Mentiras e mistificações na Estatística
Claudio
de Moura Castro
Revista Encontro
Já foi dito que a Estatística é a arte de
mentir com números. Na prática, há mais desconhecimento do que mistificação
proposital. Mas gostemos dela ou não, a estatística é a única maneira segura e
poderosa de lidar com fenômenos descritos por grupos de números. Por exemplo,
as centenas de milhões de números gerados no ENEM são uma fonte preciosa de informações, desde que soubermos
ler o que dizem. Se não, o besteirol domina.
1. “Sou
contra o ranqueamento das escolas”.
Em ciências sociais, não há quilos ou metros, apenas comparações. Os números
não têm qualquer significado em si. No
limite, a estatística não diz que uma escola é boa, apenas que é melhor que outra com menor pontuação. Portanto, ser
contra o “ranqueamento” é ser contra o uso das estatísticas de avaliação, pois
estas só adquirem sentido quando comparadas. Naturalmente, podemos discordar
quanto ao grau de transparência adotado: publicado no jornal ou somente a
escola sabe a sua nota? Mas sem comparar, não sai nada de interessante.
2. “52,98%
dos alunos ficam abaixo da média”. Esta manchete, em um dos melhores
jornais do país, prefacia um tom acusatório. Mas é uma tolice sem tamanho. A
média é um número cuja fórmula de cálculo permite encontrar o meio da
distribuição. Portanto, próximo da metade das escolas obrigatoriamente estará
abaixo da média. E isso será sempre verdade, qualquer que seja a distribuição. Se tomarmos a média das dez melhores escolas
do ENEM, cinco estarão abaixo dela.
3. “Que
horror, os alunos só acertaram metade das questões”. Quando uma prova é
construída, manda a técnica, é preciso adicionar perguntas difíceis, para
separar os sabidos dos muito sabidos. A maioria não vai acertar, pois foram
pensadas apenas para os mais preparados. Em uma prova formulada refletindo
esses critérios, próximo da metade das perguntas serão acertadas. Tecnicamente,
é uma prova bem feita, sob medida para a sua clientela. Mas sendo construída
assim, a proporção de acertos nada diz
sobre a suficiência ou insuficiência do aprendizado dos alunos. Resulta de uma
tecnicalidade requerida para dar precisão aos resultados, na cauda da
distribuição. As autoridades ou o consenso podem convergir para essa ou aquela proporção
de acertos, como caracterizando um mínimo aceitável de desempenho. Mas esse é
apenas um julgamento postiço e subjetivo, não é intrínseco à prova (como é o
caso do exame da OAB que define um limiar de acertos para a aprovação).
4. “O
São Bento tem 761 pontos, portanto é melhor do que o Santo Antônio, com apenas 740”. Tecnicamente, é verdade. Mas essa diferença entre
o primeiro colocado e o quinto é tão pequena que torna-se perfeitamente irrelevante. Se fossem
100 perguntas, seriam duas a mais respondidas certo. A margem de erro em um
teste desse tipo é muito maior. No último ENEM, com a redação valendo metade da
pontuação total, aumenta a faixa de ruído, pois as correções dos textos são
subjetivas e mais imprecisas. Diferenças pequenas são convenientes para o
marketing de colégios que ultrapassaram seus concorrentes, nada mais. Em
contraste, grandes vantagens na pontuação refletem um nível de aprendizado
superior, com certeza absoluta.
5. “O
ENEM prova, o colégio A é pior do que o B”.

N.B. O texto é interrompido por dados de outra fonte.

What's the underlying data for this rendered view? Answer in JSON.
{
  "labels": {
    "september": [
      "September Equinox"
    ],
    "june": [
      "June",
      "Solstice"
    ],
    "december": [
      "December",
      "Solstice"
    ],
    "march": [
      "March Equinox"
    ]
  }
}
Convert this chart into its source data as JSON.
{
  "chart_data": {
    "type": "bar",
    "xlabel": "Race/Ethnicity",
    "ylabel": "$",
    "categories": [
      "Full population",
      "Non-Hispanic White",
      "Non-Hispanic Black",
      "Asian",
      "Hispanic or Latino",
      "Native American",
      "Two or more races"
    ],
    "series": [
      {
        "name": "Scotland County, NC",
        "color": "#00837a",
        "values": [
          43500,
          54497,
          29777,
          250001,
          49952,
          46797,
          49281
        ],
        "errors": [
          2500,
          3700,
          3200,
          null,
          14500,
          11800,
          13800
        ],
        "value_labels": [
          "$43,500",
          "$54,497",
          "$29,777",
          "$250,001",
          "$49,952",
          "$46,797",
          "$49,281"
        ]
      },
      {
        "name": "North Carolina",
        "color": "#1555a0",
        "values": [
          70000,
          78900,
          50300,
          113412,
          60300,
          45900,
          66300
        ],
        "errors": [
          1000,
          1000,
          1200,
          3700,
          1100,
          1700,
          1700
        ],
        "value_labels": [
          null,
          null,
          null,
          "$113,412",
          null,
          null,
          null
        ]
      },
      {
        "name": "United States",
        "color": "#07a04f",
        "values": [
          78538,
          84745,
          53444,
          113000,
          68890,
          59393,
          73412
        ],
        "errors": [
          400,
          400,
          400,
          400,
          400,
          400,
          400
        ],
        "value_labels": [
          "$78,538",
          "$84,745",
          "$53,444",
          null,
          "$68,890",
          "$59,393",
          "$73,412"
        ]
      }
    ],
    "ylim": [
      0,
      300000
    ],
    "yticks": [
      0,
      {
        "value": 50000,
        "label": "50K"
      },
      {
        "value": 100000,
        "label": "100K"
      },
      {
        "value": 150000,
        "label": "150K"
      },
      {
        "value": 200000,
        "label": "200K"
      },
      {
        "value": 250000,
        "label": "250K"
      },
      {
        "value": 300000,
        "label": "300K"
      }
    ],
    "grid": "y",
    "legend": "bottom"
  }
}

Suponha-se que A é um colégio excelente e que todos os alunos fazem o
ENEM. O colégio B é medíocre e somente os melhores 10% se animam a fazer a
prova. É bem provável que A teria mais pontos do que B se apenas forem
considerados os seus melhores 10%. Ou, se todos do colégio B tivessem que fazer
a prova. Isso porque, a presença dos alunos mais fracos puxa a média para
baixo. Ou seja, as comparações entre colégios apenas são válidas quando a
proporção que faz o teste é parecida.